Da oggi WhatsApp non sarà più solo per over 13. Proprio mentre in Europa si discute di vietare i social network ai minori di 16 anni, Meta ha deciso di abbassare l’età minima per usare l’app di messaggistica, ma con una condizione: i genitori dovranno gestire gli account dei più piccoli. Una mossa che ha già scatenato reazioni contrastanti tra chi la vede come una tutela e chi come un’inutile complicazione.
WhatsApp under 13: come funziona il nuovo sistema
La novità entrerà in vigore gradualmente nei prossimi mesi e permetterà ai minori di 13 anni di usare WhatsApp, ma solo sotto la supervisione di un adulto. L’account del minore sarà collegato a quello del genitore, che potrà controllare le richieste di messaggi (sia da contatti conosciuti che sconosciuti) e l’accesso a gruppi e canali. Un dettaglio importante: i genitori non potranno leggere i messaggi già scambiati, per garantire una minima privacy.

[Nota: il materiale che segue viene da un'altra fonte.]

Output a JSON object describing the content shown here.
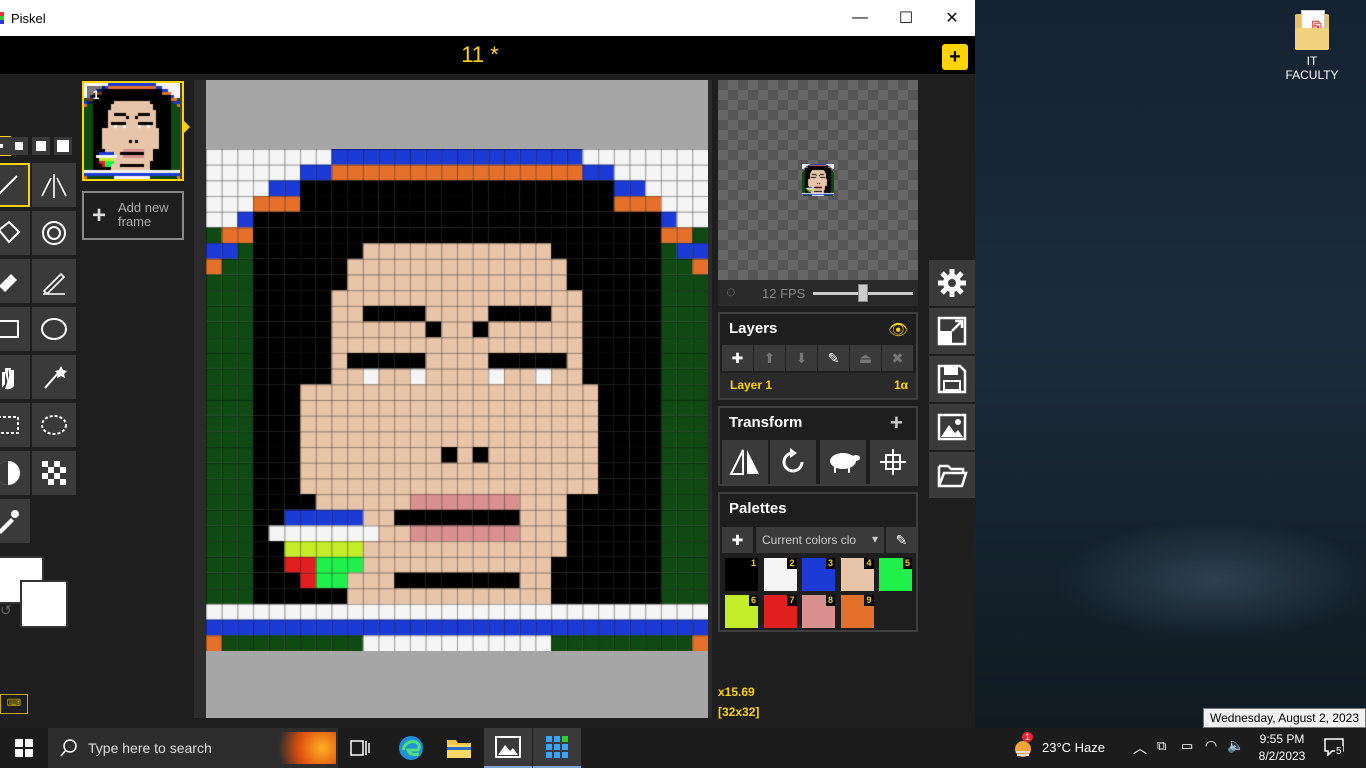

Per attivare il profilo, l’adulto dovrà avere un account WhatsApp e accettare i nuovi termini di servizio. La decisione di Meta arriva per allinearsi al Digital Service Act, il regolamento europeo sui servizi digitali, che in alcuni Paesi (come l’Italia) già vietava l’uso dell’app agli under 13.
Perché la scelta di Meta fa discutere
La notizia ha generato confusione, soprattutto tra i più giovani. Molti temevano che WhatsApp avrebbe iniziato a verificare l’età degli utenti, bloccando chi avesse dichiarato dati falsi. In realtà, Meta non ha previsto controlli automatici: l’unico modo per impedire l’uso dell’app ai minori resta la segnalazione dei genitori.

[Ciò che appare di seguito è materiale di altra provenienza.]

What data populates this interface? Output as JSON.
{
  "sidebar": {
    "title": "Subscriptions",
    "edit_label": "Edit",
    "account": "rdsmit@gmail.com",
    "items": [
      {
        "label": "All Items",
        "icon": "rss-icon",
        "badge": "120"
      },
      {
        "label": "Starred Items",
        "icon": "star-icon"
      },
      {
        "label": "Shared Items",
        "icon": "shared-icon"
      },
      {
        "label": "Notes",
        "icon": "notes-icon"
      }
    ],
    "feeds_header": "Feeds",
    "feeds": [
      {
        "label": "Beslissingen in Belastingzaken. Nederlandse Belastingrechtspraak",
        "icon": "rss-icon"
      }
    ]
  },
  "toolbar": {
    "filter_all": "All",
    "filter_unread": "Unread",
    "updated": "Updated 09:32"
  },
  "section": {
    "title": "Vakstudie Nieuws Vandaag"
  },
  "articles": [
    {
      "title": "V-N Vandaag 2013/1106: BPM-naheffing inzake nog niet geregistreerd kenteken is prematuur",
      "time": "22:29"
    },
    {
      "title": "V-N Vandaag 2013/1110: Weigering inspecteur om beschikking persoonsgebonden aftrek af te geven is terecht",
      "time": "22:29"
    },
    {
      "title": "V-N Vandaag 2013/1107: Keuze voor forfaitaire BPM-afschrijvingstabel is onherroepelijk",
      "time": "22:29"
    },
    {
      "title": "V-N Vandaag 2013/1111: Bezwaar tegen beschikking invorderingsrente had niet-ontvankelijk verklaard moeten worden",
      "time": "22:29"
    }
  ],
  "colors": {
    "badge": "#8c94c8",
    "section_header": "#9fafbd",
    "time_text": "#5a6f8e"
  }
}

Secondo i termini di servizio, infatti, creare un account con informazioni false o per conto di un minore costituisce una violazione. Tuttavia, senza un sistema di verifica efficace, la responsabilità ricade interamente sulle famiglie. Questo ha portato alcuni a chiedersi: la misura è davvero utile o solo un modo per scaricare la responsabilità sugli utenti?
Cosa rischiano i minori che usano WhatsApp senza permesso
Al momento, non ci sono sanzioni previste per i ragazzi che continueranno a usare l’app senza il controllo dei genitori. Tuttavia, Meta potrebbe limitare o bloccare l’accesso in caso di segnalazioni. Il vero rischio, però, è un altro: l’esposizione a contenuti inappropriati o a contatti indesiderati, senza alcuna protezione.
Per ora, la soluzione proposta da Meta sembra più un compromesso che una vera tutela. Resta da vedere se i genitori saranno disposti a gestire gli account dei figli o se, come spesso accade, molti continueranno a ignorare le regole.